Beslenme bozukluklarına da değinen Şen, "Bebeklikten ilk çocukluğa geçerken yarı katı gıdadan katı gıdalara geçememe durumları sık sık kusmaya, öğün saatlerinde değişimlere neden olabilir. Çocuklarda bu dönemde hırçınlık, ağlama ve öfke patlamaları yaşanıyor.

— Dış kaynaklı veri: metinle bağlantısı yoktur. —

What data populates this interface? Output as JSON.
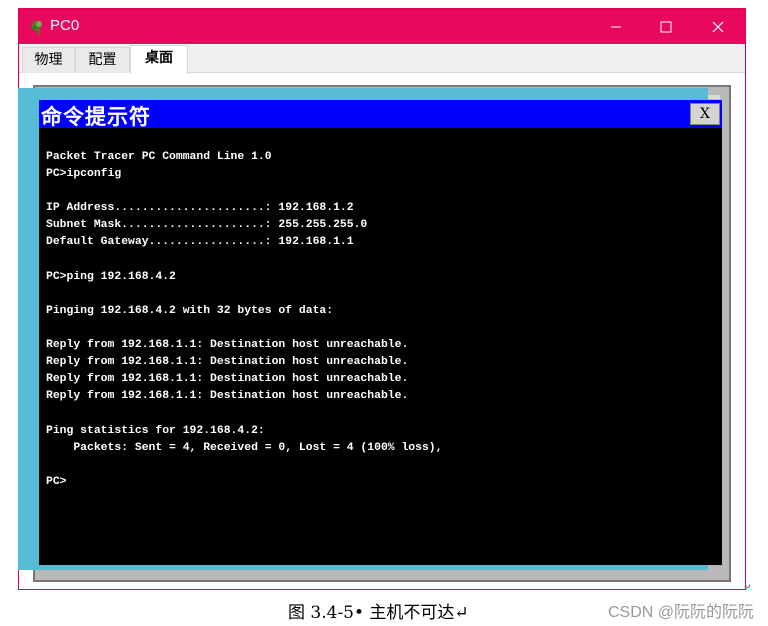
{
  "window": {
    "title": "PC0",
    "icon": "network-pc-icon",
    "minimize_glyph": "—",
    "maximize_glyph": "☐",
    "close_glyph": "✕"
  },
  "tabs": [
    {
      "label": "物理"
    },
    {
      "label": "配置"
    },
    {
      "label": "桌面",
      "active": true
    }
  ],
  "cmd": {
    "title": "命令提示符",
    "close_label": "X",
    "lines": [
      "Packet Tracer PC Command Line 1.0",
      "PC>ipconfig",
      "",
      "IP Address......................: 192.168.1.2",
      "Subnet Mask.....................: 255.255.255.0",
      "Default Gateway.................: 192.168.1.1",
      "",
      "PC>ping 192.168.4.2",
      "",
      "Pinging 192.168.4.2 with 32 bytes of data:",
      "",
      "Reply from 192.168.1.1: Destination host unreachable.",
      "Reply from 192.168.1.1: Destination host unreachable.",
      "Reply from 192.168.1.1: Destination host unreachable.",
      "Reply from 192.168.1.1: Destination host unreachable.",
      "",
      "Ping statistics for 192.168.4.2:",
      "    Packets: Sent = 4, Received = 0, Lost = 4 (100% loss),",
      "",
      "PC>"
    ]
  },
  "caption": "图 3.4-5• 主机不可达↵",
  "watermark": "CSDN @阮阮的阮阮",
  "colors": {
    "titlebar": "#e8085e",
    "cmd_titlebar": "#0000ff",
    "cmd_background": "#000000",
    "desktop_frame": "#56bcd6"
  }
}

Ergenlikte ise bunların sonucu olarak anoreksiya, bulimia ve tıkınırcasına yeme bozukluğu gibi durumlarla karşılaşabiliyoruz" ifadelerini kullandı. Çocuklarının yeme sorunu ile baş edemeyen ailelerin bir çocuk doktorundan ya da pedagogdan destek almalarını öneren Şen, yanlış beslenme alışkanlığının altında yatan olası psikolojik ve fizyolojik nedenlerin tespit edilmesinin sorunu çözmede etkili olacağını söyledi.
TÜRK AİLE YAPISINDA EN ÇOK YAPILAN HATALAR NELER?
Ailelerin çocuklarının beslenmesiyle ilgili yaptıkları hatalar hakkında da konuşan Ebru Şen, şöyle devam etti:
"Türki aile yapısında anne-babaların en sık yaptığı hataları şöyle sıralayabilirim:
1- Şart koşmak: 'Sebzeyi yersen sana cips alırım' demek gibi,
2- Çocuk talep etmeden yemek sunmak: Bu durum çocukların yemeği reddetmelerine ya da yemek seçmelerine neden olabiliyor,
3- Verilen yiyecek miktarını çocuğa göre belirlememek,
4- Yanlış model olmak: Örneğin evde bamya varken ebeveynlerden birinin olumsuz yüz ifadesi takınması çocukları etkiliyor,
5- Zorla yemek yedirmek: Toplumumuzda özellikle anneler çocuklarına çok yemek yedirmeyi annelik becerisinin iyi olması ile eşleştiriyor. Zorla yemek yedirmek çocukların anneden uzaklaşmasına ve bağını koparmasına sebep olabilir."